WHERE MONEY TALKS
It is ironical that Islamic orthodoxy should call music “haram” and persecute a talented young Assamese singer just when China is trying to use music to strengthen relations with India. As the two maestros, Tarun Bhattacharya and Subhankar Banerjee, said when “China Story: A Music Tour for India” was performed so superbly in Calcutta, under the aegis of China’s imaginative consul-general, Ma Zhanwu, the language of music is universal. Being Bengalis in a city that renamed Theatre Road Shakespeare Sarani in 1964 to mark the Bard’s fourth birth centenary, I am surprised they didn’t burst into “If music be the food of love, play on…” from Twelfth Night.
“China Story” could have played on, and music lovers would have loved every moment of the beautifully rendered concert that sounded at times like modern Western music even though the 12 young players and their instruments were Chinese. It’s a shame the hall was not packed, and that some of those who did take advantage of the Chinese consulate-general’s beautifully embossed red and gold invitation card seemed more interested in clicking their mobile cameras, chatting with friends or trying to cosy up to more important guests. Not only was it a painful distraction from the virtuosity that so triumphantly conveyed an extensive range of moods and expressions on a variety of stringed instruments but it impeded the concert’s larger purpose of building bridges between two neighbouring peoples, who know so little about each other’s art.

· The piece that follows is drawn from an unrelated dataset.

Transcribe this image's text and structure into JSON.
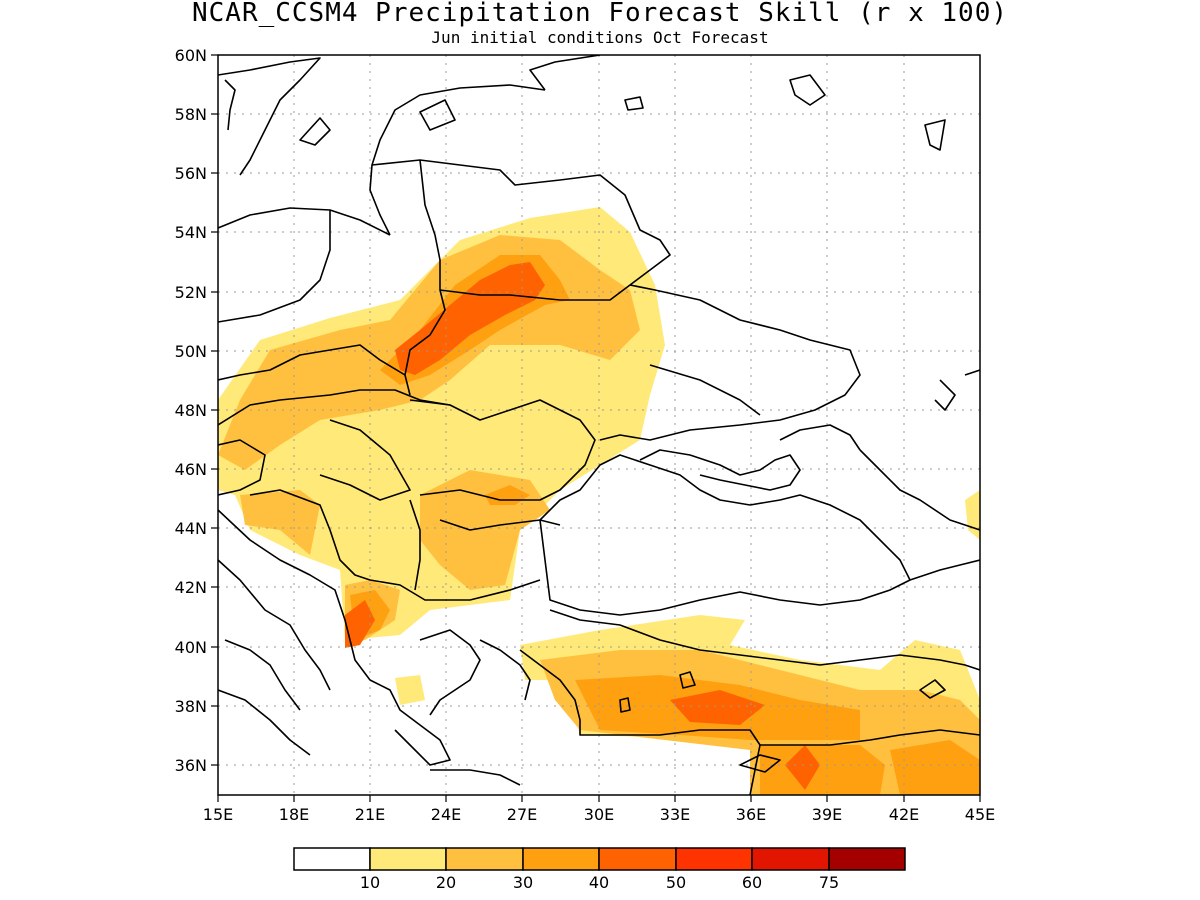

Sitting next to me, Masayuki Taga, the Japanese consul-general, was quite sent by the music, nodding away and keeping time to it with his hands. He told me that the Japanese koto or sou with 13 strings is a simpler version of China’s zheng or gu zheng, which had 12 or 13 strings in Han times but can now have anything up to 25. “The santoor must have hundreds!” he observed as Bhattacharya took the stage with Raga Janasanmohini. The santoor probably has the same Persian origins as China’s yangqin (hammer dulcimer), and is by no means the only instrument to demonstrate the universality of music. China’s erhu (niko in Japan) is similar to the Mongolian yatga, Korea’s gayageum, the Vietnamese àn tranh, and, possibly, India’s esraj, which also resembles Persia’s dilrubae. Scholarly works have been written on the commonality of music and musical instruments. My modest layman’s interest being music as a unifying factor, I cannot but be conscious of the hurdles that obstruct harmony.
My mind goes back to reading of last year’s Orange Festival of Adventure and Music in Dambuk in Arunachal Pradesh, some 186 miles from the Chinese border, where a 2,500-strong crowd waiting for the performance heard that a ferry carrying participants, vehicles and equipment was marooned on a Brahmaputra sandbank. The next piece of ill tidings was that the bus in which 50 performers were crammed was in danger of sinking into the sand on another stretch of the river. The most memorable feature of that episode was a local tribesman’s warning that if it rained up in the mountains of Tibet where the Brahmaputra (or Tsangpo as it’s called) rises before the rescue team arrived, the stranded passengers and their ill-fated vehicle would all be washed away in the valley.
It was a reminder of how closely nature has linked the destinies of India and China. It was also a message that an initiative like the Orange Festival should be a cross-border event to fulfil its promise. Perhaps Ma Zhanwu and the Indian Council for Cultural Relations (ICCR), which co-hosted “China Story”, could give thought to a more ambitious joint Sino-Indian festival. I gather the ICCR and China Shanghai International Arts Festival are already working on a stage version of Raj Kapoor’s epic 1951 musical Awara. Having savoured the passion and energy the Shanghai Ballet Company poured into Jane Eyre at its international debut at the London Coliseum three years ago, I know that Chinese artists can handle foreign themes with skill and feeling.
Setting aside disputed islands and stormy seas, Japan’s consul-general told me, “The Chinese musicians were really excellent and it was a wonderful performance!” An Indian can surely be equally objective, especially after the last number in which the versatile Liu Yuening, whose achievements include translating Rabindranath Tagore, was sandwiched between Bhattacharya’s rapid-fire santoor and Banerjee’s muscular tabla in a three-way conversazione. Her eloquent yangqin listened attentively and responded robustly. It was a contest of equals. Music’s euphony ensured no one encroached, demanded or yielded any territory.